Chancellor Philip Hammond today remained determined to plough ahead with his increase to National Insurance for self-employed people despite coming under pressure.

He was visiting Birmingham to promote the £394 million Midlands Engine investment he had announced in yesterday’s budget - including funding for apprenticeship training schemes.

It was his increase in National Insurance Contributions for the self-employed which had dominated the day’s headlines - with growing calls from Conservative MPs for the proposal, which was explicitly ruled out in the Conservative's 2015 election manifesto, to be dropped.

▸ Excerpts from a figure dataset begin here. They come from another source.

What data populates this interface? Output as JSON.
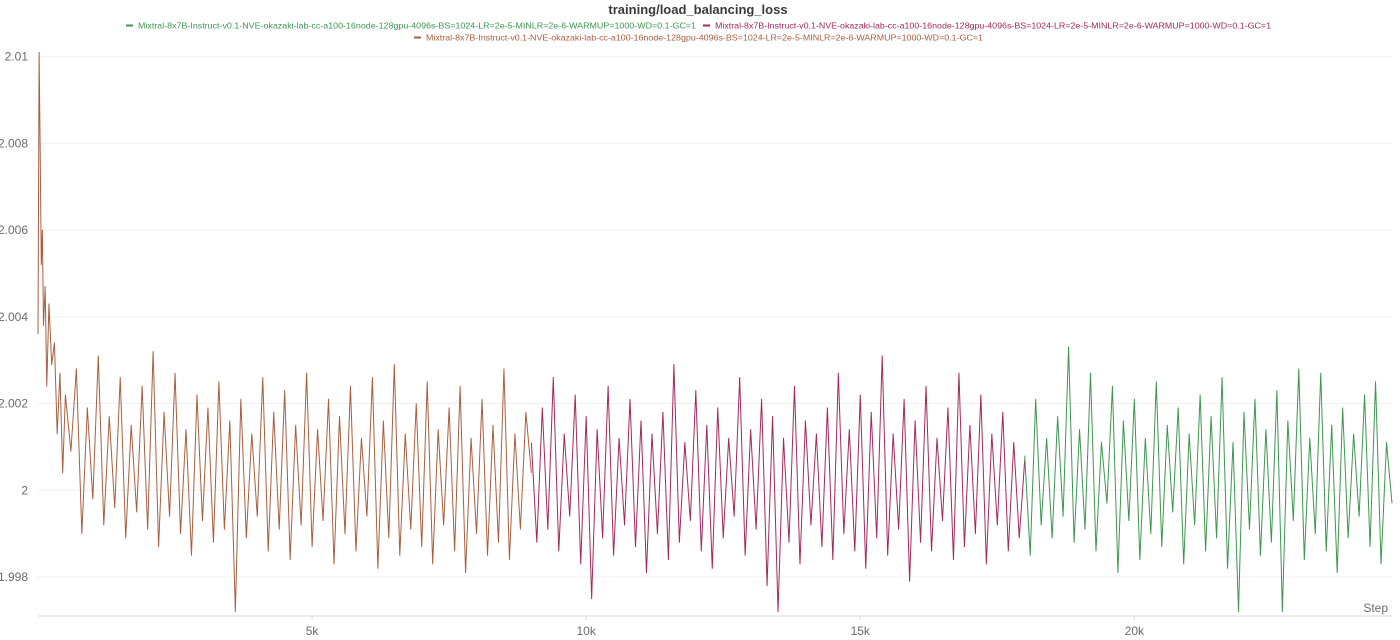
{
  "chart_data": {
    "type": "line",
    "title": "training/load_balancing_loss",
    "xlabel": "Step",
    "ylabel": "",
    "xlim": [
      0,
      24700
    ],
    "ylim": [
      1.9971,
      2.0102
    ],
    "x_ticks": [
      5000,
      10000,
      15000,
      20000
    ],
    "x_tick_labels": [
      "5k",
      "10k",
      "15k",
      "20k"
    ],
    "y_ticks": [
      1.998,
      2,
      2.002,
      2.004,
      2.006,
      2.008,
      2.01
    ],
    "y_tick_labels": [
      "1.998",
      "2",
      "2.002",
      "2.004",
      "2.006",
      "2.008",
      "2.01"
    ],
    "grid": true,
    "legend_position": "top",
    "series": [
      {
        "name": "Mixtral-8x7B-Instruct-v0.1-NVE-okazaki-lab-cc-a100-16node-128gpu-4096s-BS=1024-LR=2e-5-MINLR=2e-6-WARMUP=1000-WD=0.1-GC=1",
        "color": "#3e9651",
        "x": [
          18000,
          18100,
          18200,
          18300,
          18400,
          18500,
          18600,
          18700,
          18800,
          18900,
          19000,
          19100,
          19200,
          19300,
          19400,
          19500,
          19600,
          19700,
          19800,
          19900,
          20000,
          20100,
          20200,
          20300,
          20400,
          20500,
          20600,
          20700,
          20800,
          20900,
          21000,
          21100,
          21200,
          21300,
          21400,
          21500,
          21600,
          21700,
          21800,
          21900,
          22000,
          22100,
          22200,
          22300,
          22400,
          22500,
          22600,
          22700,
          22800,
          22900,
          23000,
          23100,
          23200,
          23300,
          23400,
          23500,
          23600,
          23700,
          23800,
          23900,
          24000,
          24100,
          24200,
          24300,
          24400,
          24500,
          24600,
          24700
        ],
        "values": [
          2.0008,
          1.9985,
          2.0021,
          1.9992,
          2.0012,
          1.9989,
          2.0017,
          1.9994,
          2.0033,
          1.9988,
          2.0014,
          1.9991,
          2.0027,
          1.9986,
          2.0011,
          1.9997,
          2.0024,
          1.9981,
          2.0016,
          1.9993,
          2.0021,
          1.9984,
          2.0012,
          1.999,
          2.0025,
          1.9987,
          2.0015,
          1.9995,
          2.0019,
          1.9983,
          2.0013,
          1.9992,
          2.0022,
          1.9986,
          2.0017,
          1.9989,
          2.0026,
          1.9982,
          2.0011,
          1.9972,
          2.0018,
          1.9991,
          2.0021,
          1.9985,
          2.0014,
          1.9988,
          2.0023,
          1.9972,
          2.0016,
          1.9993,
          2.0028,
          1.9984,
          2.0012,
          1.999,
          2.0027,
          1.9986,
          2.0015,
          1.9981,
          2.0019,
          1.9989,
          2.0013,
          1.9994,
          2.0022,
          1.9987,
          2.0025,
          1.9983,
          2.0011,
          1.9997
        ]
      },
      {
        "name": "Mixtral-8x7B-Instruct-v0.1-NVE-okazaki-lab-cc-a100-16node-128gpu-4096s-BS=1024-LR=2e-5-MINLR=2e-6-WARMUP=1000-WD=0.1-GC=1",
        "color": "#a3295f",
        "x": [
          9000,
          9100,
          9200,
          9300,
          9400,
          9500,
          9600,
          9700,
          9800,
          9900,
          10000,
          10100,
          10200,
          10300,
          10400,
          10500,
          10600,
          10700,
          10800,
          10900,
          11000,
          11100,
          11200,
          11300,
          11400,
          11500,
          11600,
          11700,
          11800,
          11900,
          12000,
          12100,
          12200,
          12300,
          12400,
          12500,
          12600,
          12700,
          12800,
          12900,
          13000,
          13100,
          13200,
          13300,
          13400,
          13500,
          13600,
          13700,
          13800,
          13900,
          14000,
          14100,
          14200,
          14300,
          14400,
          14500,
          14600,
          14700,
          14800,
          14900,
          15000,
          15100,
          15200,
          15300,
          15400,
          15500,
          15600,
          15700,
          15800,
          15900,
          16000,
          16100,
          16200,
          16300,
          16400,
          16500,
          16600,
          16700,
          16800,
          16900,
          17000,
          17100,
          17200,
          17300,
          17400,
          17500,
          17600,
          17700,
          17800,
          17900,
          18000
        ],
        "values": [
          2.0011,
          1.9988,
          2.0019,
          1.9991,
          2.0026,
          1.9986,
          2.0013,
          1.9994,
          2.0022,
          1.9983,
          2.0017,
          1.9975,
          2.0014,
          1.9989,
          2.0024,
          1.9985,
          2.0012,
          1.9992,
          2.0021,
          1.9987,
          2.0016,
          1.9981,
          2.0013,
          1.999,
          2.0018,
          1.9984,
          2.0029,
          1.9988,
          2.0011,
          1.9993,
          2.0023,
          1.9986,
          2.0015,
          1.9982,
          2.0019,
          1.9989,
          2.0012,
          1.9994,
          2.0026,
          1.9985,
          2.0014,
          1.9991,
          2.0021,
          1.9978,
          2.0017,
          1.9972,
          2.0012,
          1.9988,
          2.0024,
          1.9983,
          2.0016,
          1.9992,
          2.0013,
          1.9987,
          2.0019,
          1.9984,
          2.0027,
          1.999,
          2.0014,
          1.9986,
          2.0022,
          1.9982,
          2.0018,
          1.9989,
          2.0031,
          1.9985,
          2.0013,
          1.9991,
          2.0021,
          1.9979,
          2.0016,
          1.9988,
          2.0024,
          1.9986,
          2.0012,
          1.9993,
          2.0019,
          1.9984,
          2.0027,
          1.9987,
          2.0015,
          1.999,
          2.0022,
          1.9983,
          2.0013,
          1.9992,
          2.0018,
          1.9986,
          2.0011,
          1.9989,
          2.0007
        ]
      },
      {
        "name": "Mixtral-8x7B-Instruct-v0.1-NVE-okazaki-lab-cc-a100-16node-128gpu-4096s-BS=1024-LR=2e-5-MINLR=2e-6-WARMUP=1000-WD=0.1-GC=1",
        "color": "#a85f40",
        "x": [
          0,
          20,
          40,
          60,
          80,
          100,
          130,
          160,
          200,
          250,
          300,
          350,
          400,
          450,
          500,
          600,
          700,
          800,
          900,
          1000,
          1100,
          1200,
          1300,
          1400,
          1500,
          1600,
          1700,
          1800,
          1900,
          2000,
          2100,
          2200,
          2300,
          2400,
          2500,
          2600,
          2700,
          2800,
          2900,
          3000,
          3100,
          3200,
          3300,
          3400,
          3500,
          3600,
          3700,
          3800,
          3900,
          4000,
          4100,
          4200,
          4300,
          4400,
          4500,
          4600,
          4700,
          4800,
          4900,
          5000,
          5100,
          5200,
          5300,
          5400,
          5500,
          5600,
          5700,
          5800,
          5900,
          6000,
          6100,
          6200,
          6300,
          6400,
          6500,
          6600,
          6700,
          6800,
          6900,
          7000,
          7100,
          7200,
          7300,
          7400,
          7500,
          7600,
          7700,
          7800,
          7900,
          8000,
          8100,
          8200,
          8300,
          8400,
          8500,
          8600,
          8700,
          8800,
          8900,
          9000
        ],
        "values": [
          2.0036,
          2.0101,
          2.0078,
          2.0052,
          2.006,
          2.0038,
          2.0047,
          2.0024,
          2.0043,
          2.0029,
          2.0034,
          2.0013,
          2.0027,
          2.0004,
          2.0022,
          2.0009,
          2.0028,
          1.999,
          2.0019,
          1.9998,
          2.0031,
          1.9992,
          2.0017,
          1.9996,
          2.0026,
          1.9989,
          2.0015,
          1.9995,
          2.0024,
          1.9991,
          2.0032,
          1.9987,
          2.0018,
          1.9994,
          2.0027,
          1.999,
          2.0014,
          1.9985,
          2.0022,
          1.9993,
          2.0019,
          1.9988,
          2.0025,
          1.9991,
          2.0016,
          1.9972,
          2.0021,
          1.9989,
          2.0013,
          1.9994,
          2.0026,
          1.9986,
          2.0018,
          1.9991,
          2.0023,
          1.9984,
          2.0015,
          1.9992,
          2.0027,
          1.9987,
          2.0014,
          1.9993,
          2.0021,
          1.9983,
          2.0017,
          1.999,
          2.0024,
          1.9986,
          2.0012,
          1.9994,
          2.0026,
          1.9982,
          2.0016,
          1.9989,
          2.0029,
          1.9985,
          2.0013,
          1.9991,
          2.002,
          1.9987,
          2.0025,
          1.9983,
          2.0014,
          1.9992,
          2.0019,
          1.9986,
          2.0024,
          1.9981,
          2.0012,
          1.999,
          2.0021,
          1.9985,
          2.0015,
          1.9988,
          2.0028,
          1.9984,
          2.0013,
          1.9991,
          2.0018,
          2.0004
        ]
      }
    ]
  }
}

There were few, if any, signs of pressure as he met business leaders, the Conservative mayoral candidate Andy Street and viewed the construction site of the Three Snowhill office block.

And he issued a strong defence of his position arguing that the increase is about fairness and suggested some people are simply self-employed to benefit from artificial tax advantages.

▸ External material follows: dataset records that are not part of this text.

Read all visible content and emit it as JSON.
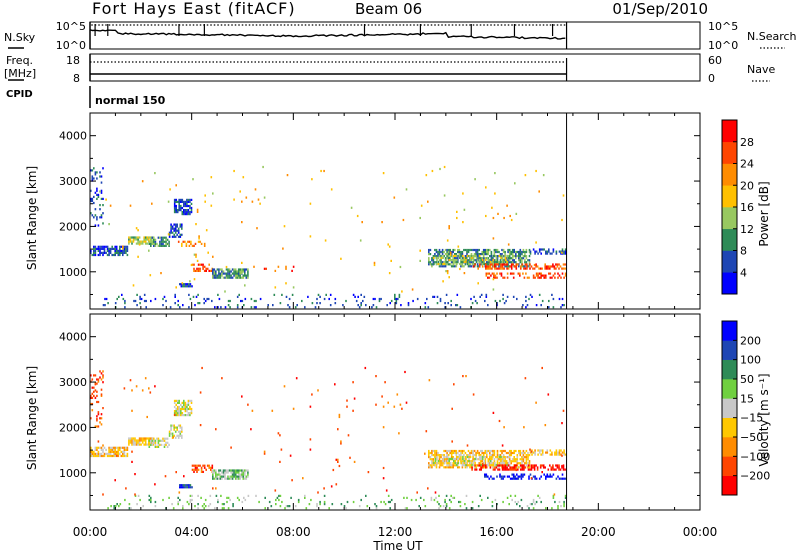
{
  "header": {
    "site": "Fort Hays East (fitACF)",
    "beam": "Beam 06",
    "date": "01/Sep/2010"
  },
  "noise_panel": {
    "left_label": "N.Sky",
    "left_ticks": [
      "10^5",
      "10^0"
    ],
    "right_label": "N.Search",
    "right_ticks": [
      "10^5",
      "10^0"
    ]
  },
  "freq_panel": {
    "left_label_line1": "Freq.",
    "left_label_line2": "[MHz]",
    "left_ticks": [
      "18",
      "8"
    ],
    "right_label": "Nave",
    "right_ticks": [
      "60",
      "0"
    ]
  },
  "cpid_panel": {
    "label": "CPID",
    "mode": "normal 150"
  },
  "time_axis": {
    "label": "Time UT",
    "ticks": [
      "00:00",
      "04:00",
      "08:00",
      "12:00",
      "16:00",
      "20:00",
      "00:00"
    ],
    "data_end_hour": 18.75
  },
  "colors": {
    "power_scale": [
      "#0000ff",
      "#1e46b4",
      "#2e8b57",
      "#98c860",
      "#ffc000",
      "#ff8c00",
      "#ff4500",
      "#ff0000"
    ],
    "velocity_scale": [
      "#ff0000",
      "#ff4500",
      "#ff8c00",
      "#ffc800",
      "#c8c8c8",
      "#70d040",
      "#2e8b57",
      "#1e46b4",
      "#0000ff"
    ]
  },
  "chart_data": [
    {
      "type": "heatmap",
      "name": "power",
      "ylabel": "Slant Range [km]",
      "xlabel": "",
      "ylim": [
        180,
        4500
      ],
      "yticks": [
        "1000",
        "2000",
        "3000",
        "4000"
      ],
      "ytick_values": [
        1000,
        2000,
        3000,
        4000
      ],
      "colorbar": {
        "label": "Power [dB]",
        "range": [
          0,
          32
        ],
        "ticks": [
          "4",
          "8",
          "12",
          "16",
          "20",
          "24",
          "28"
        ]
      },
      "regions": [
        {
          "t0": 0.0,
          "t1": 0.5,
          "r0": 2000,
          "r1": 3300,
          "level": 1,
          "density": 0.25
        },
        {
          "t0": 0.0,
          "t1": 1.5,
          "r0": 1350,
          "r1": 1550,
          "level": 1,
          "density": 0.7
        },
        {
          "t0": 1.5,
          "t1": 2.5,
          "r0": 1600,
          "r1": 1750,
          "level": 3,
          "density": 0.8
        },
        {
          "t0": 2.3,
          "t1": 3.1,
          "r0": 1550,
          "r1": 1750,
          "level": 2,
          "density": 0.6
        },
        {
          "t0": 3.1,
          "t1": 3.6,
          "r0": 1750,
          "r1": 2050,
          "level": 1,
          "density": 0.5
        },
        {
          "t0": 3.3,
          "t1": 4.0,
          "r0": 2250,
          "r1": 2600,
          "level": 1,
          "density": 0.7
        },
        {
          "t0": 3.4,
          "t1": 4.6,
          "r0": 1550,
          "r1": 1650,
          "level": 5,
          "density": 0.3
        },
        {
          "t0": 3.5,
          "t1": 4.0,
          "r0": 660,
          "r1": 720,
          "level": 1,
          "density": 0.9
        },
        {
          "t0": 4.0,
          "t1": 4.8,
          "r0": 1000,
          "r1": 1150,
          "level": 6,
          "density": 0.5
        },
        {
          "t0": 4.8,
          "t1": 6.2,
          "r0": 850,
          "r1": 1050,
          "level": 2,
          "density": 0.8
        },
        {
          "t0": 6.0,
          "t1": 8.0,
          "r0": 1000,
          "r1": 1100,
          "level": 6,
          "density": 0.12
        },
        {
          "t0": 0.5,
          "t1": 18.7,
          "r0": 200,
          "r1": 500,
          "level": 1,
          "density": 0.1
        },
        {
          "t0": 13.3,
          "t1": 17.3,
          "r0": 1100,
          "r1": 1500,
          "level": 2,
          "density": 0.65
        },
        {
          "t0": 13.5,
          "t1": 16.5,
          "r0": 1150,
          "r1": 1350,
          "level": 3,
          "density": 0.4
        },
        {
          "t0": 15.0,
          "t1": 18.7,
          "r0": 1050,
          "r1": 1150,
          "level": 6,
          "density": 0.45
        },
        {
          "t0": 15.5,
          "t1": 18.7,
          "r0": 850,
          "r1": 950,
          "level": 6,
          "density": 0.4
        },
        {
          "t0": 17.3,
          "t1": 18.7,
          "r0": 1380,
          "r1": 1480,
          "level": 1,
          "density": 0.6
        },
        {
          "t0": 0.0,
          "t1": 18.7,
          "r0": 500,
          "r1": 3300,
          "level": 4,
          "density": 0.008
        }
      ]
    },
    {
      "type": "heatmap",
      "name": "velocity",
      "ylabel": "Slant Range [km]",
      "xlabel": "Time UT",
      "ylim": [
        180,
        4500
      ],
      "yticks": [
        "1000",
        "2000",
        "3000",
        "4000"
      ],
      "ytick_values": [
        1000,
        2000,
        3000,
        4000
      ],
      "colorbar": {
        "label": "Velocity [m s⁻¹]",
        "ticks": [
          "200",
          "100",
          "50",
          "15",
          "−15",
          "−50",
          "−100",
          "−200"
        ]
      },
      "regions": [
        {
          "t0": 0.0,
          "t1": 0.5,
          "r0": 2000,
          "r1": 3300,
          "level": 1,
          "density": 0.2
        },
        {
          "t0": 0.0,
          "t1": 1.5,
          "r0": 1350,
          "r1": 1550,
          "level": 3,
          "density": 0.7
        },
        {
          "t0": 1.5,
          "t1": 2.5,
          "r0": 1600,
          "r1": 1750,
          "level": 3,
          "density": 0.8
        },
        {
          "t0": 2.3,
          "t1": 3.1,
          "r0": 1550,
          "r1": 1750,
          "level": 4,
          "density": 0.6
        },
        {
          "t0": 3.1,
          "t1": 3.6,
          "r0": 1750,
          "r1": 2050,
          "level": 4,
          "density": 0.5
        },
        {
          "t0": 3.3,
          "t1": 4.0,
          "r0": 2250,
          "r1": 2600,
          "level": 4,
          "density": 0.7
        },
        {
          "t0": 3.5,
          "t1": 4.0,
          "r0": 660,
          "r1": 720,
          "level": 7,
          "density": 0.9
        },
        {
          "t0": 4.0,
          "t1": 4.8,
          "r0": 1000,
          "r1": 1150,
          "level": 1,
          "density": 0.5
        },
        {
          "t0": 4.8,
          "t1": 6.2,
          "r0": 850,
          "r1": 1050,
          "level": 5,
          "density": 0.8
        },
        {
          "t0": 0.5,
          "t1": 18.7,
          "r0": 200,
          "r1": 500,
          "level": 5,
          "density": 0.1
        },
        {
          "t0": 13.3,
          "t1": 17.3,
          "r0": 1100,
          "r1": 1500,
          "level": 3,
          "density": 0.65
        },
        {
          "t0": 13.5,
          "t1": 16.5,
          "r0": 1150,
          "r1": 1350,
          "level": 4,
          "density": 0.4
        },
        {
          "t0": 15.0,
          "t1": 18.7,
          "r0": 1050,
          "r1": 1150,
          "level": 0,
          "density": 0.45
        },
        {
          "t0": 15.5,
          "t1": 18.7,
          "r0": 850,
          "r1": 950,
          "level": 8,
          "density": 0.4
        },
        {
          "t0": 17.3,
          "t1": 18.7,
          "r0": 1380,
          "r1": 1480,
          "level": 3,
          "density": 0.6
        },
        {
          "t0": 0.0,
          "t1": 18.7,
          "r0": 500,
          "r1": 3300,
          "level": 1,
          "density": 0.008
        }
      ]
    }
  ]
}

Mr Hammond said: “We are big supporters of enterprise, of innovation and of self employment where that is the right approach and people should have choices about how they work.

Andy Street with Chancellor Philip Hammond

“But those choices should not be driven by artificial tax advantages that actually sometimes encourage or force people to do things in a structure that is not really the optimum structure for what they are doing.”

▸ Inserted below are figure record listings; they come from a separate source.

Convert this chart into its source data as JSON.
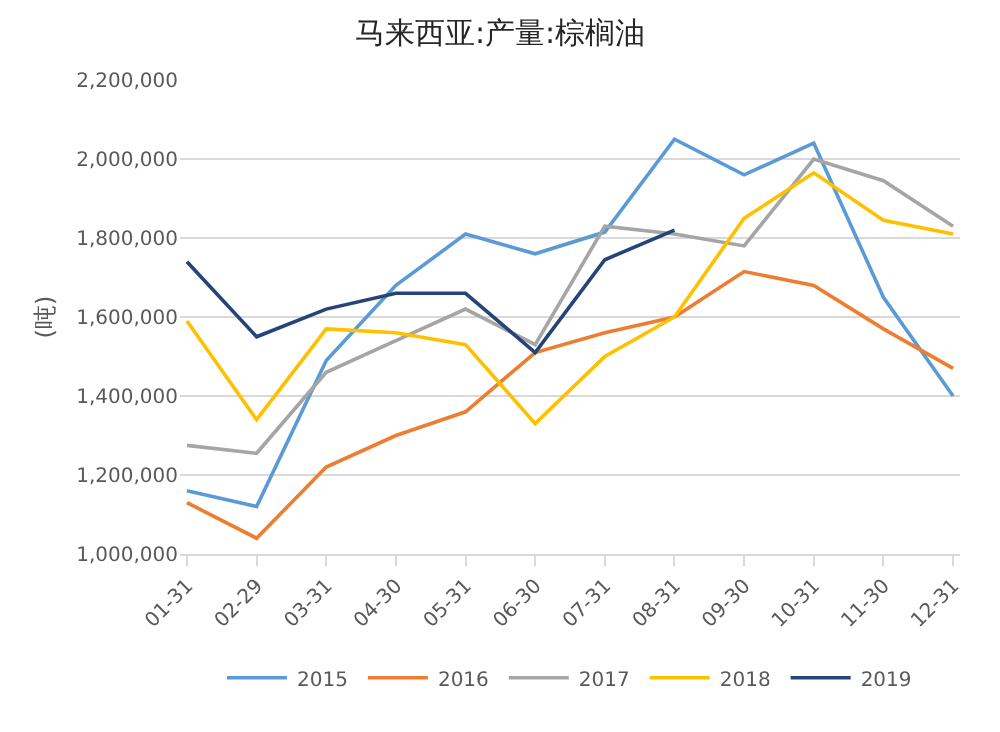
{
  "chart_data": {
    "type": "line",
    "title": "马来西亚:产量:棕榈油",
    "ylabel": "(吨)",
    "categories": [
      "01-31",
      "02-29",
      "03-31",
      "04-30",
      "05-31",
      "06-30",
      "07-31",
      "08-31",
      "09-30",
      "10-31",
      "11-30",
      "12-31"
    ],
    "series": [
      {
        "name": "2015",
        "color": "#5b9bd5",
        "values": [
          1160000,
          1120000,
          1490000,
          1680000,
          1810000,
          1760000,
          1815000,
          2050000,
          1960000,
          2040000,
          1650000,
          1400000
        ]
      },
      {
        "name": "2016",
        "color": "#ed7d31",
        "values": [
          1130000,
          1040000,
          1220000,
          1300000,
          1360000,
          1510000,
          1560000,
          1600000,
          1715000,
          1680000,
          1570000,
          1470000
        ]
      },
      {
        "name": "2017",
        "color": "#a5a5a5",
        "values": [
          1275000,
          1255000,
          1460000,
          1540000,
          1620000,
          1530000,
          1830000,
          1810000,
          1780000,
          2000000,
          1945000,
          1830000
        ]
      },
      {
        "name": "2018",
        "color": "#ffc000",
        "values": [
          1590000,
          1340000,
          1570000,
          1560000,
          1530000,
          1330000,
          1500000,
          1600000,
          1850000,
          1965000,
          1845000,
          1810000
        ]
      },
      {
        "name": "2019",
        "color": "#264478",
        "values": [
          1740000,
          1550000,
          1620000,
          1660000,
          1660000,
          1510000,
          1745000,
          1820000,
          null,
          null,
          null,
          null
        ]
      }
    ],
    "ylim": [
      1000000,
      2200000
    ],
    "yticks": [
      {
        "value": 1000000,
        "label": "1,000,000"
      },
      {
        "value": 1200000,
        "label": "1,200,000"
      },
      {
        "value": 1400000,
        "label": "1,400,000"
      },
      {
        "value": 1600000,
        "label": "1,600,000"
      },
      {
        "value": 1800000,
        "label": "1,800,000"
      },
      {
        "value": 2000000,
        "label": "2,000,000"
      },
      {
        "value": 2200000,
        "label": "2,200,000"
      }
    ],
    "grid": "y",
    "legend": "bottom",
    "marker": "none",
    "line_style": "solid"
  }
}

He said the gap in welfare and pension benefits between employed and self-employed people had closed dramatically in recent years, especially as state-pensions are available to the self-employed since last year.

“So we do have to ask self-employed people on higher incomes to put a little more into the pot. It’s nothing like the amount of employed people, but it’s a little more towards the pensions they enjoy and the health services they use.

“After all when they turn up to A&E department nobody asks if you’re self-employed or employed. Everybody gets treated the same and everybody has to contribute.”

Chancellor Philip Hammond

Although he did not directly rule out a U-turn when asked he said: “This is a basic issue of fairness. Yesterday addressed an unfairness in the system. Nobody likes being taxed more that’s obvious. But when people sit down and think about it quietly and calmly if think they will realise it is fair that they contribute to the services they are using and the benefits they are receiving.”

The move has not been widely welcomed. Labour’s West Midlands Mayor candidate Sion Simon said; “Many of the 146,000 self-employed people in the West Midlands will see yesterday’s budget for what it is: an attack on the self employed.”